A promising approach of overcoming the intrinsic resistance of Candida krusei to fluconazole (FLC)--combining tacrolimus with FLC.

Abstract

Candida krusei is intrinsically resistant to fluconazole (FLC). This study aimed to investigate whether tacrolimus (FK506) could enhance the susceptibility of FLC against C. krusei. The tested strains included the following: five isolates with minimal inhibitory concentration (MIC) of 32 μg mL(-1), two with MIC of 256 μg mL(-1), and one with MIC of 512 μg mL(-1). MICs of FK506 and FLC alone and in combination were determined by checkerboard assay, with data analyzed by fractional inhibitory concentration index model. The time-kill curves were plotted to investigate the antifungal activity at 0, 6, 12, 24, and 48 h after drug exposure. The results revealed that FK506 reduced the resistance of all isolates obviously and degree of reduction in MICs varied with susceptibilities of strains.
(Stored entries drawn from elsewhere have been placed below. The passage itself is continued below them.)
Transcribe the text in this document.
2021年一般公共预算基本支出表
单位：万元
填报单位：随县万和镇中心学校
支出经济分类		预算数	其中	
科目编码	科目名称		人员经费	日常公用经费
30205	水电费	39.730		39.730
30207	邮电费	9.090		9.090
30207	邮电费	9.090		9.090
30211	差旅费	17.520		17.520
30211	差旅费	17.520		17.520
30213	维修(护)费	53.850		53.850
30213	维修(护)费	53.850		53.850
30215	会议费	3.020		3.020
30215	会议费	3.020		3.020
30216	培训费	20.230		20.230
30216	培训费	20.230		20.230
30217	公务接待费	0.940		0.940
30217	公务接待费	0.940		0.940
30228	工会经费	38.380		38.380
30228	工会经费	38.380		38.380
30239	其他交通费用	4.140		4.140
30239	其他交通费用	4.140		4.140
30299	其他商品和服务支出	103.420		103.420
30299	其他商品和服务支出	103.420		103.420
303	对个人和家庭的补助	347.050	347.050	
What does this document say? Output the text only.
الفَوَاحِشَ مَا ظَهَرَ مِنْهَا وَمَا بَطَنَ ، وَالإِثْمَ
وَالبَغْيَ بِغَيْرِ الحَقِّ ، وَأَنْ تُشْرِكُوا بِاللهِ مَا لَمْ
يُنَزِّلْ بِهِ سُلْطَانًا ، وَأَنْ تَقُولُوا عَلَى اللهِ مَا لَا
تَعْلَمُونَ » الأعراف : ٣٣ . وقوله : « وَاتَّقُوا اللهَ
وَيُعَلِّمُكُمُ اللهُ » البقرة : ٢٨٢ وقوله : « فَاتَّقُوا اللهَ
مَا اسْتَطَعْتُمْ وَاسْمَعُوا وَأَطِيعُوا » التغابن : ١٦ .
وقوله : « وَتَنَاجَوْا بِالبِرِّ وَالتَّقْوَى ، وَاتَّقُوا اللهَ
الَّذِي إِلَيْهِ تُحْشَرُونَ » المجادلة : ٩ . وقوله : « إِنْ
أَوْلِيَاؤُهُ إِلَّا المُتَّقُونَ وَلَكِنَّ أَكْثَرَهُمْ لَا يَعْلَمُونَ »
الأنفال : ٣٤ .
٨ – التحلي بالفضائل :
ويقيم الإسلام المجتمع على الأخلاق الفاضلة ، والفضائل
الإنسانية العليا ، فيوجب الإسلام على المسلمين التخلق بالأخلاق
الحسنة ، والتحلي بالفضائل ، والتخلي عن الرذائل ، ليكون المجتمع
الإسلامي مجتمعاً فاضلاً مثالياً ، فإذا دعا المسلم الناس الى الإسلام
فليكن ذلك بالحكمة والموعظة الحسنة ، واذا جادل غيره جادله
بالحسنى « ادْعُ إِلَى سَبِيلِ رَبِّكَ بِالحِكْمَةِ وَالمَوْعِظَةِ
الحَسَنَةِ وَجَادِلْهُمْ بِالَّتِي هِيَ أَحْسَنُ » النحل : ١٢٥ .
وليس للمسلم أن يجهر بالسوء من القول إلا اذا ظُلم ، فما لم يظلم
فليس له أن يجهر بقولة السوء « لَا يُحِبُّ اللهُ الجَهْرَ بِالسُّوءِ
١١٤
Addition of FK506 resulted in a fourfold and 16-fold downward shift in MICs of the isolates with MICs of 32 μg mL(-1) and of ≥ 256 μg mL(-1), respectively. The synergy was further confirmed by the time-kill assay. When they were in combination against CK4/CK9 with MIC of 32/256 μg mL(-1), there was a 2.25/2.03 log10 CFU mL(-1) decrease at 24 h compared with FLC alone, respectively. In conclusion, combination of FK506 and FLC may represent a promising approach of overcoming the intrinsic resistance of C. krusei to FLC.